Weinstock was a mainstay at the Belly Room, a performance area in the Comedy Store that Mitzi Shore, the owner, opened as a place for only women to perform. Weinstock was thirty-six when the Belly Room opened in 1978. She was considered a "den mother" there, being an older but enthusiastic participant. She and some other women performing in The Belly Room felt it was a place where there was less need for competition and women could perform in a giving environment. Through this venue, Weinstock participated in the USC College of Continuing Education Workshop, "Women and Comedy" in March 1985.

=== Influences ===
Lenny Bruce was a massive influence, not just in Weinstock's life, but on her career as a comedian. Her close comedic friends in the 1980s included Larry Miller, Lucy Webb, Sandra Bernhard, Diane Nichols, Robert Weide, Jay Leno, Jerry Seinfeld, Paul Reiser, Kevin Pollak, Sam Kinison, Paul Mooney, Richard Pryor, Robin Williams, Hennen Chambers, Carrie Snow, Joanne Dearing, Ron Zimmerman, Bill Maher, Argus Hamilton, Taylor Negron, and Phyllis Diller.

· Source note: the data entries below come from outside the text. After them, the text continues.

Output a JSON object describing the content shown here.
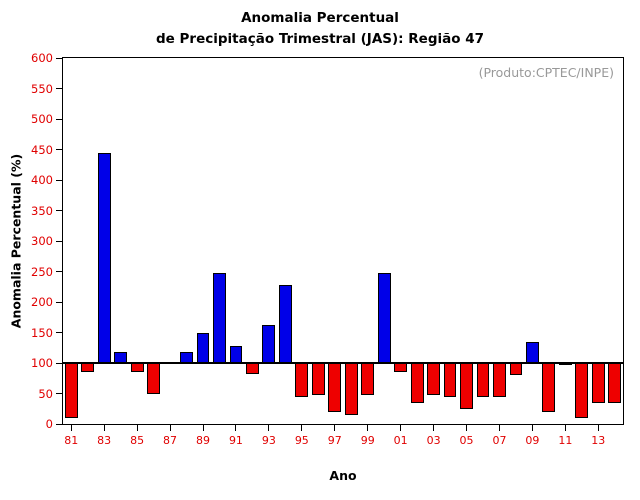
{
  "chart_data": {
    "type": "bar",
    "title_line1": "Anomalia Percentual",
    "title_line2": "de Precipitação Trimestral (JAS): Região 47",
    "ylabel": "Anomalia Percentual (%)",
    "xlabel": "Ano",
    "annotation": "(Produto:CPTEC/INPE)",
    "baseline": 100,
    "ylim": [
      0,
      600
    ],
    "ytick_step": 50,
    "legend": "none",
    "grid": false,
    "years": [
      "81",
      "82",
      "83",
      "84",
      "85",
      "86",
      "87",
      "88",
      "89",
      "90",
      "91",
      "92",
      "93",
      "94",
      "95",
      "96",
      "97",
      "98",
      "99",
      "00",
      "01",
      "02",
      "03",
      "04",
      "05",
      "06",
      "07",
      "08",
      "09",
      "10",
      "11",
      "12",
      "13",
      "14"
    ],
    "values": [
      10,
      85,
      445,
      118,
      85,
      50,
      100,
      118,
      150,
      247,
      128,
      82,
      162,
      228,
      45,
      48,
      20,
      15,
      48,
      248,
      85,
      35,
      48,
      45,
      25,
      45,
      45,
      80,
      135,
      20,
      97,
      10,
      35,
      35
    ],
    "xtick_labels": [
      "81",
      "83",
      "85",
      "87",
      "89",
      "91",
      "93",
      "95",
      "97",
      "99",
      "01",
      "03",
      "05",
      "07",
      "09",
      "11",
      "13"
    ],
    "xtick_indices": [
      0,
      2,
      4,
      6,
      8,
      10,
      12,
      14,
      16,
      18,
      20,
      22,
      24,
      26,
      28,
      30,
      32
    ],
    "colors": {
      "above": "#0000e8",
      "below": "#ee0000",
      "tick_label": "#e00000",
      "annotation": "#999999"
    }
  }
}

Lotus was also close friends with Richie Havens.

== Later career ==
Towards the end of Weinstock's career, Joan Rivers accepted the invitation to write the foreword to her book, "The Lotus Position," but changed her mind shortly after. Rivers was sent a death threat. An investigator was hired and determined that the source of the threat was Weinstock herself, though others have speculated it may have instead been a fan who had gone through her mail. Rivers sent the findings to many people in the comedy scene, which hurt Weinstock's career.

== Personal life ==
Weinstock met Lenny Bruce in 1965, when she was 22 and he was 40 years old. They developed an instant connection and were engaged up until his death in August 1966. Weinstock was devastated by his death. Later, Weinstock found herself in Toronto, where she met David Jove. They got married about two weeks after meeting one another, and soon had a daughter together, Lili Haydn. Lotus got into spirituality and in 1971 briefly joined The Source Family which is where the leader, Jim Baker gave her the name Lotus. Weinstock and Jove were divorced in the late 1980s, and she largely raised her daughter by herself. In the 1990s, Weinstock was in a relationship with the British actor and director Steven Berkoff. During her daughter's early childhood, Weinstock began performing less frequently. Before Haydn left to attend Brown University, she and Weinstock performed a show together called "Molly and Maze" at the Eagle Theatre in Beverly Hills; they reprised the show in San Diego at the Gaslamp Quarter Theatre Company's Hahn Cosmopolitan after Haydn graduated.

== Later life and death ==
In November 1996 Weinstock found out she had an untreatable brain tumor. The night before she and Haydn were to go to a clinic in La Jolla that specialized in alternative medicine, she had a seizure that resulted in a herniated brainstem. This left her paralyzed and limited her motor skills as well as her ability to talk. On August 31, 1997, Weinstock died at Kaiser Permanente Hospital in Hollywood at the age of 54. She was surrounded by her daughter and closest friends.

=== Legacy ===
Weinstock was said to be a major influence on many comedians. She was particularly influential on Sandra Bernhard and other women comedians, especially those that performed in the Belly Room. Weinstock was written up in the book of Great Jewish Mothers by Paula Ethel Wolfson.